Conversation falters while we both think about the future and not having anyone to share it with. "I haven't talked to her in almost a year, Darcy. I think about her all the time."
"How'd you leave it with her?"
"I didn't really. I kind of just faded away. She threw a party after Lizzy graduated, at the Gardiner's place. But Caroline found out about it and turned up drunk. I just got her out of there and then I had to go put out fires in Sydney, and I just talked myself into thinking she didn't really care about me, so it didn't matter that I just stopped calling. She texted a few times to ask how I was, but she's not pushy, she's not the type to make the first moves, you know? It is what it is, I guess." He falls silent, staring at the sand like it might hold the answers. Eventually he shrugs. "Tell me about you and Lizzy."

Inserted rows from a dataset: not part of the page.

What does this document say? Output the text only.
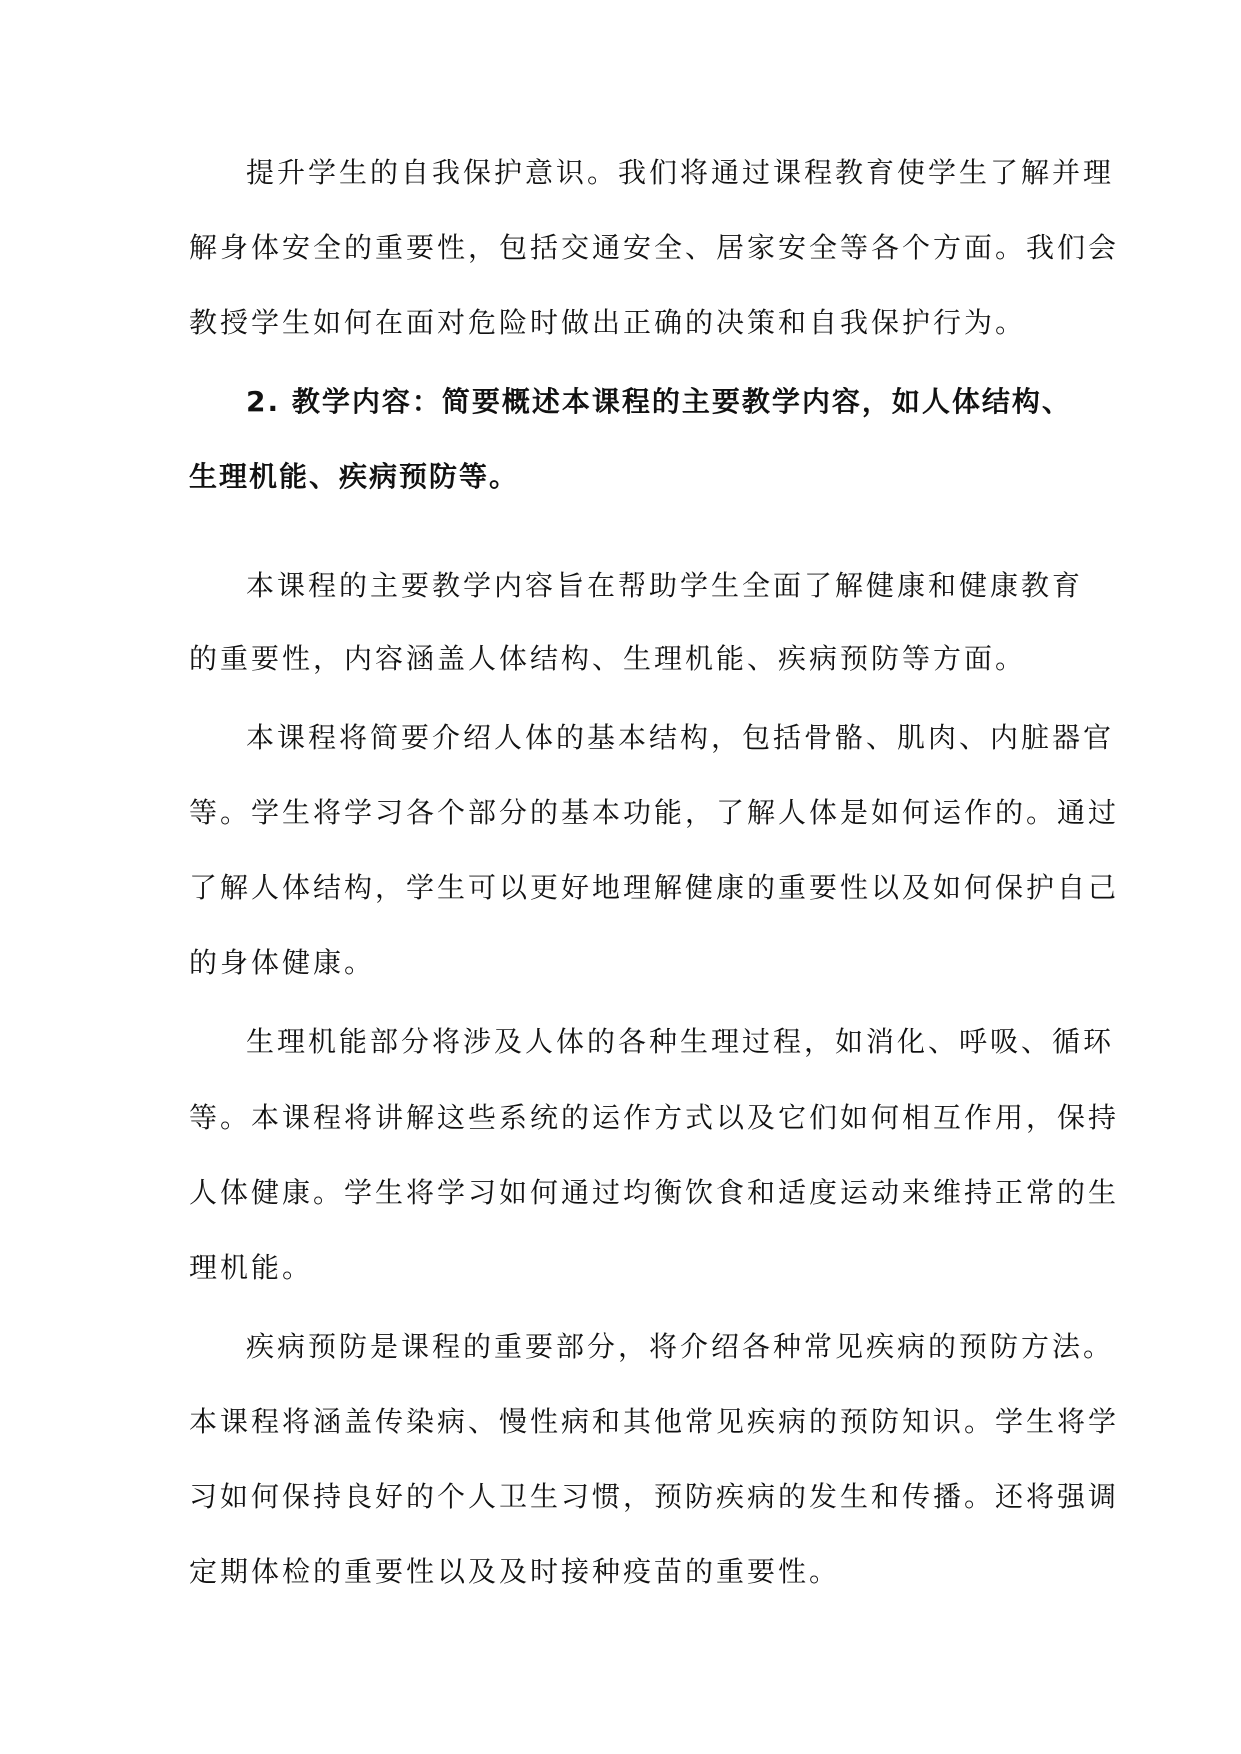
提升学生的自我保护意识。我们将通过课程教育使学生了解并理
解身体安全的重要性，包括交通安全、居家安全等各个方面。我们会
教授学生如何在面对危险时做出正确的决策和自我保护行为。
2. 教学内容：简要概述本课程的主要教学内容，如人体结构、
生理机能、疾病预防等。
本课程的主要教学内容旨在帮助学生全面了解健康和健康教育
的重要性，内容涵盖人体结构、生理机能、疾病预防等方面。
本课程将简要介绍人体的基本结构，包括骨骼、肌肉、内脏器官
等。学生将学习各个部分的基本功能，了解人体是如何运作的。通过
了解人体结构，学生可以更好地理解健康的重要性以及如何保护自己
的身体健康。
生理机能部分将涉及人体的各种生理过程，如消化、呼吸、循环
等。本课程将讲解这些系统的运作方式以及它们如何相互作用，保持
人体健康。学生将学习如何通过均衡饮食和适度运动来维持正常的生
理机能。
疾病预防是课程的重要部分，将介绍各种常见疾病的预防方法。
本课程将涵盖传染病、慢性病和其他常见疾病的预防知识。学生将学
习如何保持良好的个人卫生习惯，预防疾病的发生和传播。还将强调
定期体检的重要性以及及时接种疫苗的重要性。
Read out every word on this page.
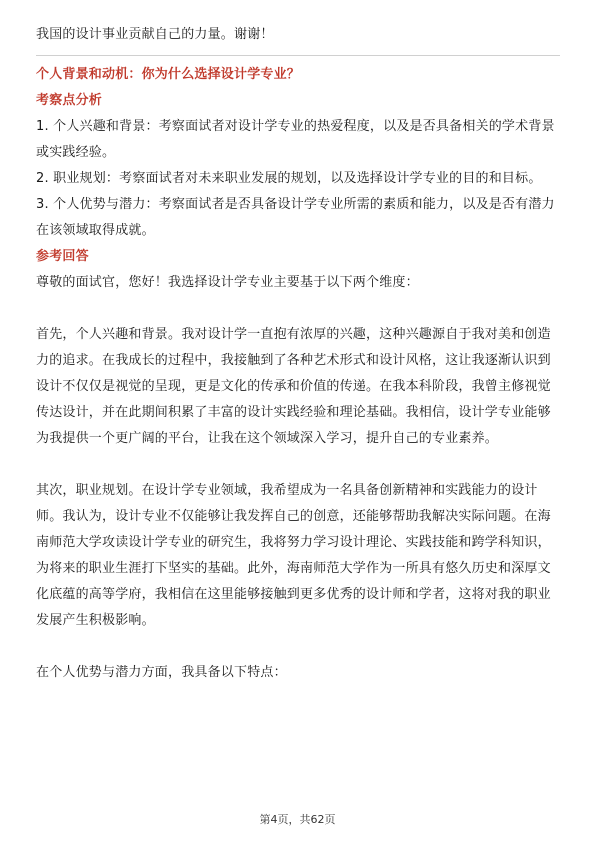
我国的设计事业贡献自己的力量。谢谢！

个人背景和动机：你为什么选择设计学专业？

考察点分析

1. 个人兴趣和背景：考察面试者对设计学专业的热爱程度，以及是否具备相关的学术背景或实践经验。

2. 职业规划：考察面试者对未来职业发展的规划，以及选择设计学专业的目的和目标。

3. 个人优势与潜力：考察面试者是否具备设计学专业所需的素质和能力，以及是否有潜力在该领域取得成就。

参考回答

尊敬的面试官，您好！我选择设计学专业主要基于以下两个维度：

首先，个人兴趣和背景。我对设计学一直抱有浓厚的兴趣，这种兴趣源自于我对美和创造力的追求。在我成长的过程中，我接触到了各种艺术形式和设计风格，这让我逐渐认识到设计不仅仅是视觉的呈现，更是文化的传承和价值的传递。在我本科阶段，我曾主修视觉传达设计，并在此期间积累了丰富的设计实践经验和理论基础。我相信，设计学专业能够为我提供一个更广阔的平台，让我在这个领域深入学习，提升自己的专业素养。

其次，职业规划。在设计学专业领域，我希望成为一名具备创新精神和实践能力的设计师。我认为，设计专业不仅能够让我发挥自己的创意，还能够帮助我解决实际问题。在海南师范大学攻读设计学专业的研究生，我将努力学习设计理论、实践技能和跨学科知识，为将来的职业生涯打下坚实的基础。此外，海南师范大学作为一所具有悠久历史和深厚文化底蕴的高等学府，我相信在这里能够接触到更多优秀的设计师和学者，这将对我的职业发展产生积极影响。

在个人优势与潜力方面，我具备以下特点：

第4页，共62页
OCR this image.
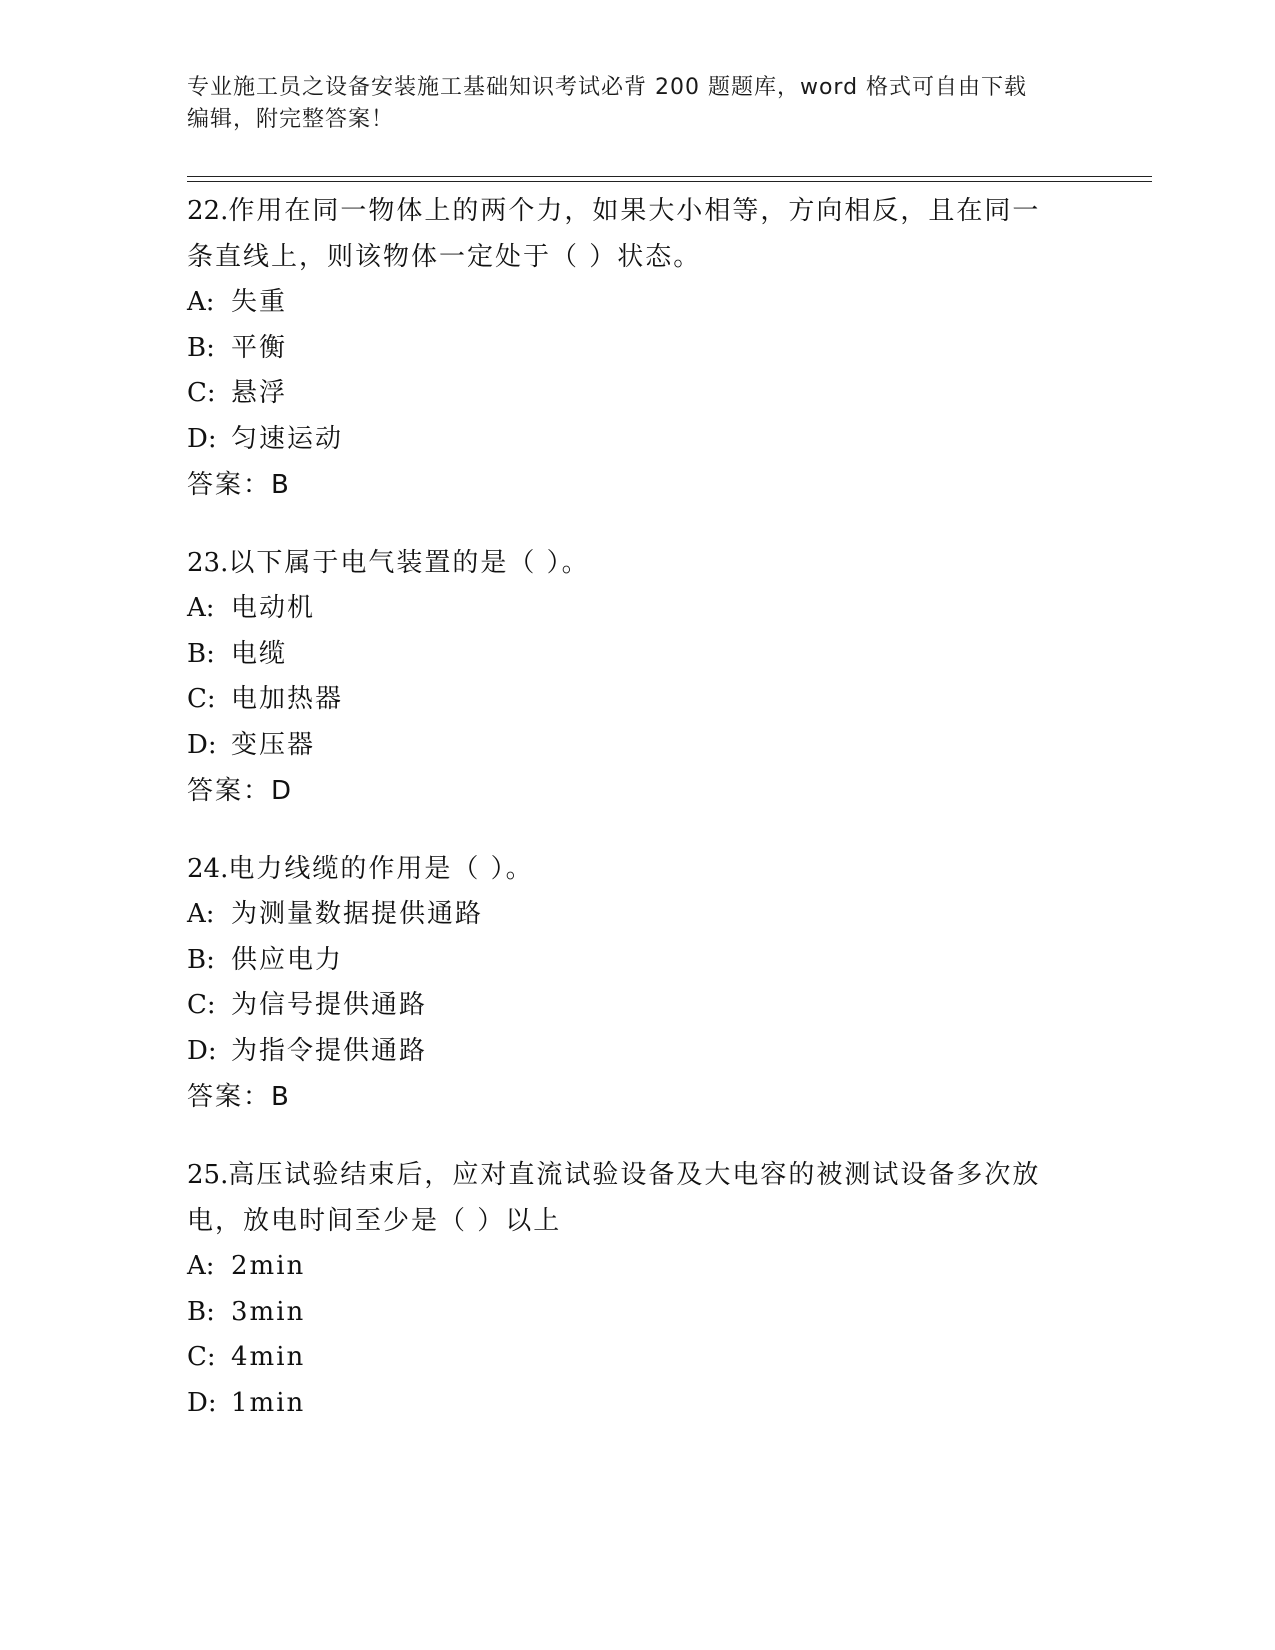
专业施工员之设备安装施工基础知识考试必背 200 题题库，word 格式可自由下载
编辑，附完整答案！

22.作用在同一物体上的两个力，如果大小相等，方向相反，且在同一
条直线上，则该物体一定处于（ ）状态。

A: 失重
B: 平衡
C: 悬浮
D: 匀速运动
答案：B

23.以下属于电气装置的是（ ）。

A: 电动机
B: 电缆
C: 电加热器
D: 变压器
答案：D

24.电力线缆的作用是（ ）。

A: 为测量数据提供通路
B: 供应电力
C: 为信号提供通路
D: 为指令提供通路
答案：B

25.高压试验结束后，应对直流试验设备及大电容的被测试设备多次放
电，放电时间至少是（ ）以上

A: 2min
B: 3min
C: 4min
D: 1min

"Well, after last summer, I tried to forget her, but she popped into my head for one reason or another, pretty much every day, and yeah, as lame as it sounds, I was dreaming about her too. It took me six months to come clean with Richard, and he just called me a f***ing coward. I don't know if I would've tried to find her on my own, but trying to forget her wasn't working. Anyway, it turns out she found her way to me. Not on purpose, but she was interning at the clinic where Georgie was doing some therapy after the Summer School from Hell. They really hit it off, so Georgie begged her to take her on as a private client. She followed her to the Gardiner's practice and despite trying to back off after she finally found out she was my sister, she ends up seeing her and then Georgie somehow manages to convince her to come with her, as a friend, to her first official public event. Which was last night. That was the first time I've seen her in a year."
"Woah. First time, really? You both looked like you were pretty up close and personal, Darce."
"I can't explain it, she's like magnetic. She makes me want to break all of my rules, and when I had a panic attack-"
"You had a panic attack on the dancefloor?!"
"No, thank god, it was later, but when I had it, it wasn't because I didn't want to be touched, it was because I couldn't bear to let her go. It was the same, shit-scary, unable to breathe kind of thing and I ended up gasping at her feet next to her car while she just talked me through it. It was both the most humiliating and yet liberating experience I've ever had. She never let me go, and I'm pretty sure I gave her bruises I was holding her so tight. She never freaked out."
"She's perfect for you."
"Yeah, nah. That's what Georgie said too, but I don't want-I, just, I hope she doesn't see me that way. There's more to me than my neuroses, right?"
"You're good, Darce. Fundamentally, you're a good guy."